Gynaecological infections such as chlamydia, syphilis and gonorrhoea can, in certain scenarios, also lead to miscarriage, so if you’re trying to get pregnant it’s important to get checked out.

We also recommend following common guidance on foods to avoid in pregnancy (such as blue cheese, raw or partly cooked eggs, undercooked meat and certain kinds of seafood), as well as checking with your doctor or pharmacist before taking any medicine, including any over the counter drugs.

If you’ve suffered repeated miscarriage and want answers, The Fertility and Gynaecology Academy can run a series of tests for both the female and male partners to pinpoint the issues that may be causing miscarriage.
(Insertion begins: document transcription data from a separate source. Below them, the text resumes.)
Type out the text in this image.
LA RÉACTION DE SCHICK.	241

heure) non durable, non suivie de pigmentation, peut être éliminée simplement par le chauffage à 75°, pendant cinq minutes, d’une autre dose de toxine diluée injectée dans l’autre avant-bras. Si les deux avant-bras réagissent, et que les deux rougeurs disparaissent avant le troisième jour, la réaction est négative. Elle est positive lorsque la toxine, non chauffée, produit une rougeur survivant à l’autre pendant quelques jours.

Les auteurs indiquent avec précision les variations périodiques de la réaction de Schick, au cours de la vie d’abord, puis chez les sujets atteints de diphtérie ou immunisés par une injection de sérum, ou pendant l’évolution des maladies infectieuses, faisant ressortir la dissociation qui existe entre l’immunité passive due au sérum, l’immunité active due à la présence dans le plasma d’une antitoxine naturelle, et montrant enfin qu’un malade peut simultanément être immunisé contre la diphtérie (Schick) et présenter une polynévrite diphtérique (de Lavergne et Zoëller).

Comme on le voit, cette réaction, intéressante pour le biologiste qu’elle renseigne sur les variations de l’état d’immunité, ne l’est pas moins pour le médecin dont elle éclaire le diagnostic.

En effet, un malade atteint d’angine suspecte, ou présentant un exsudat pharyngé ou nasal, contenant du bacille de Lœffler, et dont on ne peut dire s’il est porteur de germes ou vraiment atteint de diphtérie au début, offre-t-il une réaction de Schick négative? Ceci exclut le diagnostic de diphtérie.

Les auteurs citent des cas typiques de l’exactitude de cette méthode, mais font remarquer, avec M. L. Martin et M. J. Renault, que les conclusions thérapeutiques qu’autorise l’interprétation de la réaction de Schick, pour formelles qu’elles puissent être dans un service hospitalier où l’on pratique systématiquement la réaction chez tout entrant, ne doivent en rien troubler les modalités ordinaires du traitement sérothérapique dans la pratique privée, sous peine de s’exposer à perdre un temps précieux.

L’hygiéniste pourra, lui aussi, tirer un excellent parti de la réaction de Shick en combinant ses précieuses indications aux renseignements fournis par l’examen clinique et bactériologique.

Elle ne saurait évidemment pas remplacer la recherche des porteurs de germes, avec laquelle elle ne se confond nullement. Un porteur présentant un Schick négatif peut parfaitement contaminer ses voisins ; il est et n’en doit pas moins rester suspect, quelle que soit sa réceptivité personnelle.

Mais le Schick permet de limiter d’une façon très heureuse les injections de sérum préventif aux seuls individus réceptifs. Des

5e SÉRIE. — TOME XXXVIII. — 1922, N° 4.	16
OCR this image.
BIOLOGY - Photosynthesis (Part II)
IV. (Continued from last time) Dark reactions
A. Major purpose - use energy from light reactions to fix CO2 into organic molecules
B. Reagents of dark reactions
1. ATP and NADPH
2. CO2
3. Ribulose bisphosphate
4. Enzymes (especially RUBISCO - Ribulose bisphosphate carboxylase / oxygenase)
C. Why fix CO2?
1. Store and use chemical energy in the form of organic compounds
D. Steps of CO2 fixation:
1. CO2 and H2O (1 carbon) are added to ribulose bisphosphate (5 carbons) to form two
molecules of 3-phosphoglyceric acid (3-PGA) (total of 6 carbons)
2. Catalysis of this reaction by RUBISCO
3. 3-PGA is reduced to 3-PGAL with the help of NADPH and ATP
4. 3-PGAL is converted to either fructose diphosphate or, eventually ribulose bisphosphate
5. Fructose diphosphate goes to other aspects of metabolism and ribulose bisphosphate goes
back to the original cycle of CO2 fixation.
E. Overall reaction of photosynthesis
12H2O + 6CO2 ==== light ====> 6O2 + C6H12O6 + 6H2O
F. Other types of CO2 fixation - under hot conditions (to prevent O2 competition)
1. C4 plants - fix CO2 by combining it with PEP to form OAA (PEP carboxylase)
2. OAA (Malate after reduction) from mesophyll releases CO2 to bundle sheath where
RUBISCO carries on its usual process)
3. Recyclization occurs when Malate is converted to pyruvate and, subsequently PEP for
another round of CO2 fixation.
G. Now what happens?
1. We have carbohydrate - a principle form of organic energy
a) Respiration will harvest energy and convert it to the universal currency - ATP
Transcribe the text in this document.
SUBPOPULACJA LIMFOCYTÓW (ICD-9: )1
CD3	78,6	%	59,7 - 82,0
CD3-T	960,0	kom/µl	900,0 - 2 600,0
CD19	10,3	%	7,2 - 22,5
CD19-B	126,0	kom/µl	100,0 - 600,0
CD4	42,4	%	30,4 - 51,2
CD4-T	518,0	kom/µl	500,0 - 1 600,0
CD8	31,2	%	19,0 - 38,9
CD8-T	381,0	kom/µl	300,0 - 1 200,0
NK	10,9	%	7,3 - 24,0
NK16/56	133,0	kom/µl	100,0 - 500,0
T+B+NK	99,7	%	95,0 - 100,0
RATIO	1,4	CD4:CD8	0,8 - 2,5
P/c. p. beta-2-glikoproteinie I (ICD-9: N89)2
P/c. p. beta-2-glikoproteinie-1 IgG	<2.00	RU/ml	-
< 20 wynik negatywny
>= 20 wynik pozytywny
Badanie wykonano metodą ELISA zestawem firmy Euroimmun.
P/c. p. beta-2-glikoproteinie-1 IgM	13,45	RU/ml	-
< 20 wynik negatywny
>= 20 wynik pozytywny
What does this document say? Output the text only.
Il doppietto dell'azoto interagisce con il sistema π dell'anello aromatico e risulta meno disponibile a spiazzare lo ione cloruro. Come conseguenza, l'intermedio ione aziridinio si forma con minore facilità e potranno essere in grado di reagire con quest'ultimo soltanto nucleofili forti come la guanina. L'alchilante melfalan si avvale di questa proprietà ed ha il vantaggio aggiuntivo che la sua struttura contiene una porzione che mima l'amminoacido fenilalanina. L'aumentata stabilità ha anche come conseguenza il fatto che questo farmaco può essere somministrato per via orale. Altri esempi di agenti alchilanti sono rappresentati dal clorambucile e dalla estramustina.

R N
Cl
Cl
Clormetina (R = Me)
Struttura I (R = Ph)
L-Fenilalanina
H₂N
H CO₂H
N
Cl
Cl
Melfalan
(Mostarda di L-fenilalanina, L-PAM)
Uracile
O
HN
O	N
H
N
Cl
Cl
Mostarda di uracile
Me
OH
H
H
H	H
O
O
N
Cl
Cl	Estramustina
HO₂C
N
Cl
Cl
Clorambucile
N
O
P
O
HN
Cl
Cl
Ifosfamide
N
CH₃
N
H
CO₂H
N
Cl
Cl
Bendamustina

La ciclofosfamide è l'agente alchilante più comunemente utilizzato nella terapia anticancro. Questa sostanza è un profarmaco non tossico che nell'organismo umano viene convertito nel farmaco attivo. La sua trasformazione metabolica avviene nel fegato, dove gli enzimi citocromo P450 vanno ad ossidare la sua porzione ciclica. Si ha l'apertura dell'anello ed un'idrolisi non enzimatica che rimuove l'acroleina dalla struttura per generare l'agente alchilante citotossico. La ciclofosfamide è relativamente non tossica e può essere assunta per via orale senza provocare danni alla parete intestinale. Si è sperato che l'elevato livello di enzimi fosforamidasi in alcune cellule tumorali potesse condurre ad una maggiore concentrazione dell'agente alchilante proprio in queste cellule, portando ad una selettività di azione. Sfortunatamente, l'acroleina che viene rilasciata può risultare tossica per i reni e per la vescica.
Here at The Fertility and Gynaecology Academy, we don’t believe repeated miscarriage is simply ‘bad luck’ or ‘one of those things’ and with the help of state of the art technology and years of expertise, we will always strive to get to the bottom of it and treat it effectively. Our recurrent miscarriage testing falls into five groups:

  • Immune testing – a series of leading-edge investigations, most of which measure various immune chemicals within your blood, to ascertain if elevated levels of those chemicals may be making it difficult to carry a baby.
  • Assessment of the woman’s uterine cavity to determine any abnormalities that may make it difficult for an embryo to implant, or for a baby to be carried to term, and any appropriate treatment.
  • Semen analysis including the Sperm Aneuploidy Test. Our advanced sperm analysis can detect problems with sperm DNA which could cause chromosome abnormalities.
  • Karyotyping of both partners to determine genetic problems which we can then screen for in the embryos.
  • Infection screening to test for any infections, rare or common, that could be causing a hostile environment and affect your ability to carry a baby to term.

With these tests, the goal is to determine an appropriate treatment pathway for you, to get your body baby-friendly. There are of course never any guarantees, but as experts in recurrent miscarriage we know these interventions can improve your chances and we have helped countless couples finally achieve their dream of a baby of their own.